Strona:F. A. Ossendowski - Skarb Wysp Andamańskich.djvu/220

Ta strona została przepisana.

Nowi przyjaciele spędzili u państwa Krawczyków cały tydzień. Wszyscy wypoczywali znakomicie w wygodnym domku rządcy plantacji, gdzie na piętrze mieściły się pokoje gościnne, zawsze gotowe na przyjęcie pana Stewansa, przyjeżdżającego tu nieraz w towarzystwie swych przyjaciół.

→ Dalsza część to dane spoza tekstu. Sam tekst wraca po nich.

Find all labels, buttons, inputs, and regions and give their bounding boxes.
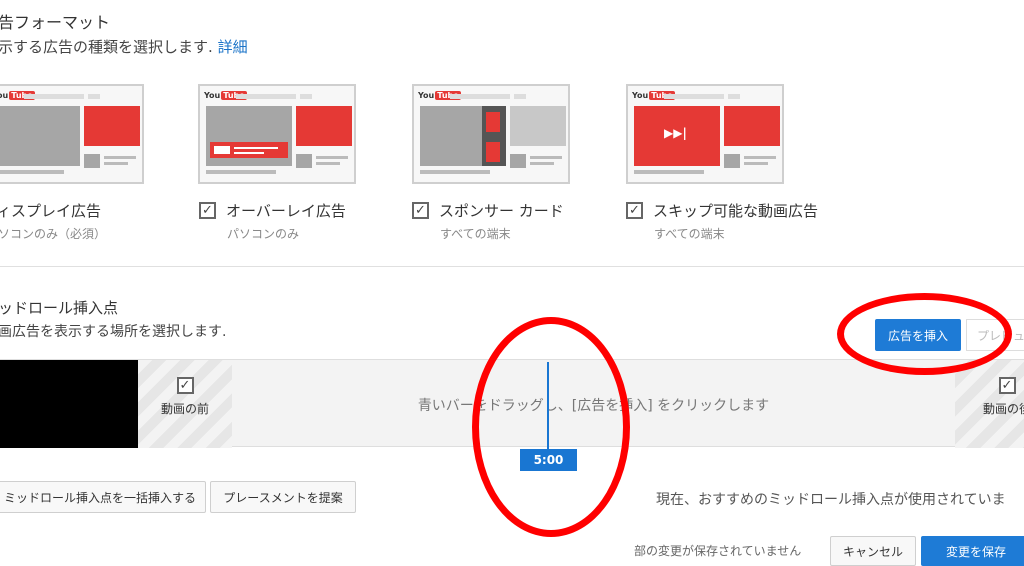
before-video-marker[interactable]: ✓ 動画の前 bbox=[152, 377, 218, 417]
midroll-title: ッドロール挿入点 bbox=[0, 299, 119, 317]
midroll-slider-time[interactable]: 5:00 bbox=[520, 449, 577, 471]
cancel-button[interactable]: キャンセル bbox=[830, 536, 916, 566]
midroll-status-text: 現在、おすすめのミッドロール挿入点が使用されていま bbox=[656, 492, 1006, 508]
after-video-marker[interactable]: ✓ 動画の後 bbox=[974, 377, 1024, 417]
overlay-ad-caption: パソコンのみ bbox=[227, 227, 300, 241]
timeline-hint: 青いバーをドラッグし、[広告を挿入] をクリックします bbox=[417, 398, 770, 414]
sponsor-card-thumbnail: You Tube bbox=[412, 84, 570, 184]
midroll-subtitle: 画広告を表示する場所を選択します. bbox=[0, 324, 227, 340]
overlay-ad-option[interactable]: ✓ オーバーレイ広告 bbox=[199, 200, 346, 221]
ad-format-subtitle: 示する広告の種類を選択します. 詳細 bbox=[0, 36, 248, 57]
section-divider bbox=[0, 266, 1024, 267]
skippable-ad-thumbnail: You Tube ▶▶| bbox=[626, 84, 784, 184]
video-thumbnail bbox=[0, 360, 138, 448]
suggest-placement-button[interactable]: プレースメントを提案 bbox=[210, 481, 356, 513]
overlay-ad-thumbnail: You Tube bbox=[198, 84, 356, 184]
insert-ad-button[interactable]: 広告を挿入 bbox=[875, 319, 961, 351]
check-icon[interactable]: ✓ bbox=[176, 377, 194, 394]
skippable-ad-caption: すべての端末 bbox=[654, 227, 725, 241]
check-icon[interactable]: ✓ bbox=[199, 202, 216, 219]
check-icon[interactable]: ✓ bbox=[412, 202, 429, 219]
check-icon[interactable]: ✓ bbox=[998, 377, 1016, 394]
sponsor-card-caption: すべての端末 bbox=[440, 227, 511, 241]
display-ad-caption: ソコンのみ（必須） bbox=[0, 227, 107, 241]
sponsor-card-option[interactable]: ✓ スポンサー カード bbox=[412, 200, 564, 221]
skippable-ad-option[interactable]: ✓ スキップ可能な動画広告 bbox=[626, 200, 818, 221]
midroll-slider-bar[interactable] bbox=[547, 362, 549, 450]
ad-format-title: 告フォーマット bbox=[0, 13, 111, 32]
detail-link[interactable]: 詳細 bbox=[218, 38, 248, 56]
display-ad-thumbnail: YouTube bbox=[0, 84, 144, 184]
check-icon[interactable]: ✓ bbox=[626, 202, 643, 219]
skip-icon: ▶▶| bbox=[664, 126, 687, 140]
preview-button[interactable]: プレビュ bbox=[966, 319, 1024, 351]
save-changes-button[interactable]: 変更を保存 bbox=[921, 536, 1024, 566]
ad-format-subtitle-text: 示する広告の種類を選択します. bbox=[0, 38, 213, 56]
display-ad-option: ィスプレイ広告 bbox=[0, 202, 102, 220]
bulk-insert-button[interactable]: ミッドロール挿入点を一括挿入する bbox=[0, 481, 206, 513]
unsaved-changes-text: 部の変更が保存されていません bbox=[634, 544, 802, 558]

Podczas pobytu profesora Kindleya, doktora Webba i dwóch ich pomocników ze szkuneru, niespodziewanie przybył komisarz Folkhaw. Ucieszył się szczerze, ujrzawszy znajomych rodaków i, siedząc w przewiewnej izbie, opowiadał o schwytaniu przez policję bandytów.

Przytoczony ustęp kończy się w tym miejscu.